For Mason Earle, the tower has deeper significance. This is where he was climbing on the day when, as he puts it, he died.
On May 11, 2018, around 5 P.M., the golden hour of a Yosemite spring evening, Earle and his climbing partner Nik Berry were finishing a productive session together. Earle had sent the crux pitch on a route they’d chosen, called Wet Lycra Nightmare. He was exhausted, but it was the settled-in kind of fatigue that comes from working hard.
They rappelled off the cliff and were starting the walk back to their vehicles when Earle suddenly felt an excruciating pain in his neck, along with the overwhelming sensation that his whole system was crashing. “By the time I reached my van, the only thing I could think was, Something isn’t right,” he recalls. “I remember thinking, This isn’t something that’s going to go away.”

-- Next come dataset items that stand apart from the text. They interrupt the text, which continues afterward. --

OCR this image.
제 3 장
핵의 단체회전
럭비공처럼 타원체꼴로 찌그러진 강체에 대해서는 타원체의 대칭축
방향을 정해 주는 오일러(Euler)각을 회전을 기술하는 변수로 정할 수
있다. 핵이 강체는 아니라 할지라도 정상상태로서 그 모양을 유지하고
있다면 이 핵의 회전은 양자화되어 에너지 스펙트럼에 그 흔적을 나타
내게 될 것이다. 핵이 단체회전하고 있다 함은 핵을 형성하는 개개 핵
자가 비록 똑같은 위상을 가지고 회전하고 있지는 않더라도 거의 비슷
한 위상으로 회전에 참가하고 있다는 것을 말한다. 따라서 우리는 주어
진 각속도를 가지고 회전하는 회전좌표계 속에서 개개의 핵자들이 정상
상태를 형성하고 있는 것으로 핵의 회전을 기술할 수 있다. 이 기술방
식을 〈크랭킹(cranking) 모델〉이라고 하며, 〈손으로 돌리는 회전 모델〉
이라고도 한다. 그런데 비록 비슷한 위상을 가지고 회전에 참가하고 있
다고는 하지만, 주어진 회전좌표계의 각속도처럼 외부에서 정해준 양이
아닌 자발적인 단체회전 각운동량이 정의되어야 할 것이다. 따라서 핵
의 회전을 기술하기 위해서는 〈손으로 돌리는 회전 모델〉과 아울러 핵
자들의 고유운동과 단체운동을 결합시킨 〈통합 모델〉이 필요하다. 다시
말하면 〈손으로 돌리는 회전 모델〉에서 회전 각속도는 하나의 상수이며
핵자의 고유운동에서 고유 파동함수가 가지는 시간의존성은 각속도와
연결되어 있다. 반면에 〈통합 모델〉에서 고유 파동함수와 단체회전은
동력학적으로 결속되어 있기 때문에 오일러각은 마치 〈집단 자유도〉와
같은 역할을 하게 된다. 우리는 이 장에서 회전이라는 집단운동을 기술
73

Earle, 29 at the time, was considered one of the best crack climbers in the sport. Sponsored by Eddie Bauer, he’d put up bold first ascents in places like Venezuela and Canada’s Northwest Territories, and he’d completed one of the hardest crack climbs in the world, a 5.14 overhanging finger route called Cobra Crack in Squamish, British Columbia. He’d also appeared with Berry and Alex Honnold in Sender Films’ 2016 production Showdown at Horseshoe Hell, a quasi-documentary in which Earle and Berry comically portray a pair of scrappy underdogs.
Earle treated climbing like a job, but he also found time for other interests. He played guitar, banjo, and lute. He built things, including a decorative steel fire pit and other functional art. Before his mysterious episode in Yosemite, he was planning to get married to his great love, Ally Coconis. They’d met at the national park in their early twenties. She was working for its wildlife-management program—a summer job linked to the career she was considering in wildlife science—while he was living out of his Volvo and climbing. “It was a romantic and carefree beginning,” she says. “We were very young and living our best lives.”

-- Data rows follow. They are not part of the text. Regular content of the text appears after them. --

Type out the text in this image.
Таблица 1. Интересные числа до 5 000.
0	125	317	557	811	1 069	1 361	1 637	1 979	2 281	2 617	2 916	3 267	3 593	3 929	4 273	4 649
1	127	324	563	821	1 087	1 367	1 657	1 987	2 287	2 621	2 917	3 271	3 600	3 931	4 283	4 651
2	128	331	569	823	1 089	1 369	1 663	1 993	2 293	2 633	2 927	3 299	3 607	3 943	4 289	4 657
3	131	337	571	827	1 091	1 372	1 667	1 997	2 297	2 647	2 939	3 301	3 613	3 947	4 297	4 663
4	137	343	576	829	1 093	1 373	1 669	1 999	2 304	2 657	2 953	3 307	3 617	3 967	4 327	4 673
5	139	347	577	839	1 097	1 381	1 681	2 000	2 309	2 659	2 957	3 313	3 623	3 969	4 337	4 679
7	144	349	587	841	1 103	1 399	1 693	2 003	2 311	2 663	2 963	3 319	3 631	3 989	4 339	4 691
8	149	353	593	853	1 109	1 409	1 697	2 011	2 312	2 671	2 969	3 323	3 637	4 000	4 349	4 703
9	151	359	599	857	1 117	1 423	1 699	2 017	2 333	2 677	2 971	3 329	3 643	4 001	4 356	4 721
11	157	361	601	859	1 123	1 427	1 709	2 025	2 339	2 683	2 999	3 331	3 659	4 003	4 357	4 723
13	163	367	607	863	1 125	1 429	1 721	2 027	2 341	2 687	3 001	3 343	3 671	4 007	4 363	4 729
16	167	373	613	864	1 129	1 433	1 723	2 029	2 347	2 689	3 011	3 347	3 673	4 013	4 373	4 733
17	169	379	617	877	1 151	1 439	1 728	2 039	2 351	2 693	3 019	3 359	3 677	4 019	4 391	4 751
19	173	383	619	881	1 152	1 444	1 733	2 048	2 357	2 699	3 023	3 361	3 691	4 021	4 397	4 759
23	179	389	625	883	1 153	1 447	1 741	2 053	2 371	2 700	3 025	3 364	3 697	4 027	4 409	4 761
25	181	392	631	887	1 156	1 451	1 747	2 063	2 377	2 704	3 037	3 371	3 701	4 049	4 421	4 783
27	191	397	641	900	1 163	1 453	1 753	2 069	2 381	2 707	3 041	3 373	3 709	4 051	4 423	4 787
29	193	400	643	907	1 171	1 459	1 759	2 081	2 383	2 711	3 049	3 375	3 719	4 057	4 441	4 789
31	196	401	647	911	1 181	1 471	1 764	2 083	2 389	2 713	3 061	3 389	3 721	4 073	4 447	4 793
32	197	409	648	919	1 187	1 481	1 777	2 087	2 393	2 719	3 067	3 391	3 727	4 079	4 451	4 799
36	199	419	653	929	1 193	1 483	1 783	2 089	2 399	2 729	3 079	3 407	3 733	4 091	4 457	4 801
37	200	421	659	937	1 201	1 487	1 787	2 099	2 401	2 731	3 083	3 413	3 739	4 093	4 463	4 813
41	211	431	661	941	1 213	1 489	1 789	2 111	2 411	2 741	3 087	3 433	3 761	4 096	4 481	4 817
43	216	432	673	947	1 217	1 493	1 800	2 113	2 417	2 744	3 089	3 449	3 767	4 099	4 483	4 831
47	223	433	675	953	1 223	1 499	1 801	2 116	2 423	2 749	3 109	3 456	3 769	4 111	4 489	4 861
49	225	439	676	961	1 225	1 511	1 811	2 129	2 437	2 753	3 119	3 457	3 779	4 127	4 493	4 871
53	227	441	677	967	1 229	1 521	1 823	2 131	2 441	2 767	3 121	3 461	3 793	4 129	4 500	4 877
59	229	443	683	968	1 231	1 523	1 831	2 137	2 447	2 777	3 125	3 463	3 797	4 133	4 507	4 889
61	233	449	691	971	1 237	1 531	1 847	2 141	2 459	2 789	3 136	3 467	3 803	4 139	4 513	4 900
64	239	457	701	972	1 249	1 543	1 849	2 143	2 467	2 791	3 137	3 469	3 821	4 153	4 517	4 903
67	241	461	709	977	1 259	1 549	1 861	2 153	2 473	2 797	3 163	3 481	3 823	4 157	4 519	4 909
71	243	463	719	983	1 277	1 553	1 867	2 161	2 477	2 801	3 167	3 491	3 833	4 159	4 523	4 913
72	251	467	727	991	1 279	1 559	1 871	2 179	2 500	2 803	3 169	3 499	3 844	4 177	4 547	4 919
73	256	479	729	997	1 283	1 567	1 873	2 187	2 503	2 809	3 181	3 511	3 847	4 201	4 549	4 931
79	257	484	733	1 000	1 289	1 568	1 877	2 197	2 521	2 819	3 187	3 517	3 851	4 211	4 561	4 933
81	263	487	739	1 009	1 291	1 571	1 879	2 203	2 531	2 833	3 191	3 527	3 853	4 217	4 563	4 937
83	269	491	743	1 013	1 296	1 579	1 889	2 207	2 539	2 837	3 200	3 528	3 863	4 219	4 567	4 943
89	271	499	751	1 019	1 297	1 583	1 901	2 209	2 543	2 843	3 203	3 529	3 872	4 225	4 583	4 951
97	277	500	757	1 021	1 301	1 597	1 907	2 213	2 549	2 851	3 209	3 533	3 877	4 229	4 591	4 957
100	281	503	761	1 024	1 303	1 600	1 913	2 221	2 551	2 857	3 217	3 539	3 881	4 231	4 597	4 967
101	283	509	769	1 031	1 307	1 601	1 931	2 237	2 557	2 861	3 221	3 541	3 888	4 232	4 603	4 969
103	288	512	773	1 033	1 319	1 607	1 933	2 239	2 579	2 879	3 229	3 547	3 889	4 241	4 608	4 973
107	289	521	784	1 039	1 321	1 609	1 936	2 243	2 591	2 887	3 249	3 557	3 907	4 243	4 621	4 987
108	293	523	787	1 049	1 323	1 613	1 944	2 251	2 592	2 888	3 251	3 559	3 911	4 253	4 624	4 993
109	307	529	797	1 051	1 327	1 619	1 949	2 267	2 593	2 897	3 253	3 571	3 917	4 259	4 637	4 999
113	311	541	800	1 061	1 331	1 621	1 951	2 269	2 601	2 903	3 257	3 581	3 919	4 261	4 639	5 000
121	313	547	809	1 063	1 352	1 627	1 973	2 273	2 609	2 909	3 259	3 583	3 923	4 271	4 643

In September 2017, they bought a house together in Salt Lake City, where she worked at the Natural History Museum of Utah while he made regular trips to Moab. Earle was nearly always doing something, even on rest days. He’d work on their house or on art projects. He loved riding bikes and kept a fleet of strange rigs he’d built or modified—including his pride and joy, a bike with a lightweight, propane-powered engine on the back that shot flames. They had good friends and were part of a tight-knit community. There was a lot of lightness in their existence.
But there was something hanging over 2018. Earle had been getting sick a lot that spring. Little colds here and there, then a case of the mumps. He didn’t know it at the time, but that day on the Leaning Tower would be his last as a climber.